Love Machines
i pass on from the mall to the multiplex. At the cinema i meet my oldest friend G. Love, the projectionist. He says in six years of showing ten screens a night he only noted one or two really good movies. Now, it's become just a job. He's very angry at the government and the society it fosters, particularly the 'child Support Agency's extortionate tax on romance, which has hit G love particularly hard.
This is the blunt end of things, not the metropolitan kaleidoscope of cools (we) know 'in town', but the weekend mega mall where folk from all over coach-in, two-by-two, to run-up more credit and fulfil the obligations of their social strata.

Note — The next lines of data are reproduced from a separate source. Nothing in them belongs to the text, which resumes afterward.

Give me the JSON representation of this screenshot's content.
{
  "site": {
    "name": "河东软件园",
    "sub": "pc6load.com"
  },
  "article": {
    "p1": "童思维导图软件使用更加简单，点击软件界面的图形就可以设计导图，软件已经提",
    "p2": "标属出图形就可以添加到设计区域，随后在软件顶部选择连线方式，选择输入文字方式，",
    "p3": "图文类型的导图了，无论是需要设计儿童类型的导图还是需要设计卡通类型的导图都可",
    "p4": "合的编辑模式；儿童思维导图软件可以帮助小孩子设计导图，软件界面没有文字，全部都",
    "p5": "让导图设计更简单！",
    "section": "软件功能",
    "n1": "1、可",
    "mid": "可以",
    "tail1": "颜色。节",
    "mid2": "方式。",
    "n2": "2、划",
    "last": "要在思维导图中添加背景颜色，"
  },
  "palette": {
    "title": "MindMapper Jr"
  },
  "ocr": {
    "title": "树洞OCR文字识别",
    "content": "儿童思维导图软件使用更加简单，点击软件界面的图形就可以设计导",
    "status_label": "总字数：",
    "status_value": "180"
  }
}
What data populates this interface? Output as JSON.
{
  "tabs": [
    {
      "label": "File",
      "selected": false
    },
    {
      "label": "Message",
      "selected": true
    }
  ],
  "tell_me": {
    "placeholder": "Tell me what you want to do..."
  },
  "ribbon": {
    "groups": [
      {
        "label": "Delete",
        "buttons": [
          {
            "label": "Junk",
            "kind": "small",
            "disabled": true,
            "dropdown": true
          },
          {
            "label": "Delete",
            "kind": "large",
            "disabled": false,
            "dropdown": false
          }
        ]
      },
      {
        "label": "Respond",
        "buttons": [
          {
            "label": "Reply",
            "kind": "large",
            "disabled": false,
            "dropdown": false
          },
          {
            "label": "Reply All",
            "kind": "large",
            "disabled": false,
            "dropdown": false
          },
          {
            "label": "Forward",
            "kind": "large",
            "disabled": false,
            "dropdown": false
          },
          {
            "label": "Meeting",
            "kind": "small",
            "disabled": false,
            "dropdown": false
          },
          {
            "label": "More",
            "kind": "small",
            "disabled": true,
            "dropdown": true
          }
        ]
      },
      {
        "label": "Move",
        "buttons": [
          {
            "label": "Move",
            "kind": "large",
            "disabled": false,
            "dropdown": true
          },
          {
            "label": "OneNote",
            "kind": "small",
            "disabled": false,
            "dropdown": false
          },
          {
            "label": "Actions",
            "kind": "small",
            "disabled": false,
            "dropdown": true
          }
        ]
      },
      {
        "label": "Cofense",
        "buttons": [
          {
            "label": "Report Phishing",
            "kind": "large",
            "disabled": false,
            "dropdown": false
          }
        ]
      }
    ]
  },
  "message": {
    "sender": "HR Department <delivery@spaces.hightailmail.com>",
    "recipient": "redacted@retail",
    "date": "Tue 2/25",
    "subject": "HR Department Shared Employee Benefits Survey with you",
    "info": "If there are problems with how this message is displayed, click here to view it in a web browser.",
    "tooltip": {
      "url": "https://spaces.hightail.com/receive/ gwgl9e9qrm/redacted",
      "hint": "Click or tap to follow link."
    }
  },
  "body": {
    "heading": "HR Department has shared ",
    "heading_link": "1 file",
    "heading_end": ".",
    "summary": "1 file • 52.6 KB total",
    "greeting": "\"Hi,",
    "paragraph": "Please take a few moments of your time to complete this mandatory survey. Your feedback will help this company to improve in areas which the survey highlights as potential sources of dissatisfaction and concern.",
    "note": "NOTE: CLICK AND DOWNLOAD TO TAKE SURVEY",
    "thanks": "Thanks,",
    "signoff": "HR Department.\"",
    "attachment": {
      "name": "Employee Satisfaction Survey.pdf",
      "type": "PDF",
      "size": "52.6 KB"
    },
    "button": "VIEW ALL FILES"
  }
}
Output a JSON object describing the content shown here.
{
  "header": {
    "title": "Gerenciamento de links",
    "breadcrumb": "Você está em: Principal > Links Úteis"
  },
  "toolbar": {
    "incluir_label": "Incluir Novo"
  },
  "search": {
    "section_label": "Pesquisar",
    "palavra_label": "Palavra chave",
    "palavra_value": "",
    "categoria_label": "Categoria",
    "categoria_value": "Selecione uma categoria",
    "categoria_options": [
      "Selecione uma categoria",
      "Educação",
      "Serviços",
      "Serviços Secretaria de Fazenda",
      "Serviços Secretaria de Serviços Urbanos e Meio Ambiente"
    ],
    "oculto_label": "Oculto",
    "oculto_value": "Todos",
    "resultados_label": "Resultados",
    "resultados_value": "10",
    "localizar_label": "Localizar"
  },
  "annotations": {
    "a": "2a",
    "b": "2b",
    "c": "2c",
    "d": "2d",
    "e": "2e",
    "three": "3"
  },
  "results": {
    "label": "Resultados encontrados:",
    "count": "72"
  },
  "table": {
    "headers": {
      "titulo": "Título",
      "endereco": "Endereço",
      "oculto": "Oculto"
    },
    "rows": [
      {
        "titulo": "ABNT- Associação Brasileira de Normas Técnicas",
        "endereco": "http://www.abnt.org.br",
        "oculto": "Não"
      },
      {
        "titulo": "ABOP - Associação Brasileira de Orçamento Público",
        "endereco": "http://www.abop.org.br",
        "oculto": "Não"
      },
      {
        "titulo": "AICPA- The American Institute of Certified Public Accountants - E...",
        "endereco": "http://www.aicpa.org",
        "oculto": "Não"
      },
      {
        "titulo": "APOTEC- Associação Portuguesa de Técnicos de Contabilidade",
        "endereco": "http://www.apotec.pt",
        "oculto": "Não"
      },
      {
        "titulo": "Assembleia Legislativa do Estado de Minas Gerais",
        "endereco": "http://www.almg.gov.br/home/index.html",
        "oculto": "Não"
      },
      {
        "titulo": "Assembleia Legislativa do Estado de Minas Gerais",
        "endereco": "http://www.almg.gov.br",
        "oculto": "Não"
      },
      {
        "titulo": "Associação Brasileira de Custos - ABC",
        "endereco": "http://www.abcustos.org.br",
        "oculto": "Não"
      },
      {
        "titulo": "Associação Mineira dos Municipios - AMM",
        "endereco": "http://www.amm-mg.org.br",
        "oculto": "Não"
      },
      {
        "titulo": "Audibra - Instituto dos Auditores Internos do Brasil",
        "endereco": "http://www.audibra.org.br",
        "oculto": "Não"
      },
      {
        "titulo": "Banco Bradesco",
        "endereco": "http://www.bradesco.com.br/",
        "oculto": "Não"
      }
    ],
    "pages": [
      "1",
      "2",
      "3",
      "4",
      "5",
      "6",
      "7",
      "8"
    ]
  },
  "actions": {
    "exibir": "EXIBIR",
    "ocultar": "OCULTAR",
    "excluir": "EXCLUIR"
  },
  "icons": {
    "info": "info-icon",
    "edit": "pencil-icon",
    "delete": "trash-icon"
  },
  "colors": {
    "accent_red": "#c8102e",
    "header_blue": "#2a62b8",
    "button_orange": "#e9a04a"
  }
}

Gigantic as the mega mall is, it's always hopelessly overcrowded. The roof is glass and tall plants and waterfalls imply an Eden or oasis. It's a Busby Berkely interpretation of heaven for those who live to shop.
My vision has been tinted by glancing at Edward hopper, and when i see G Love he is lit from above by peach white light. We converse in a short, dog's-legged corridor with grey plaster walls and deep turquoise and red details lifted straight from 'Usherette', 'Gas' or 'Nighthawks'.
G love is wearing a uniform black waistcoat designed to evoke the history of his trade and the golden age of Hollywood. He wears spectacles and his silver hair sculpted into a standard barber's window cut.
When i leave, i order a cab to meet me outside the multiplex and thus am forced to wait for twenty minutes facing the cinema with my back to the vast, filled car park. This area is lit by the welcoming lights of logos and hoardings, and a queue of shuffling couples reaches off to my left, far away into the darkness. Immediately in front, shorter qeues bustle and buzz around the ticket office and it's plate-glass-protected mothpiece-microphoned sales girls.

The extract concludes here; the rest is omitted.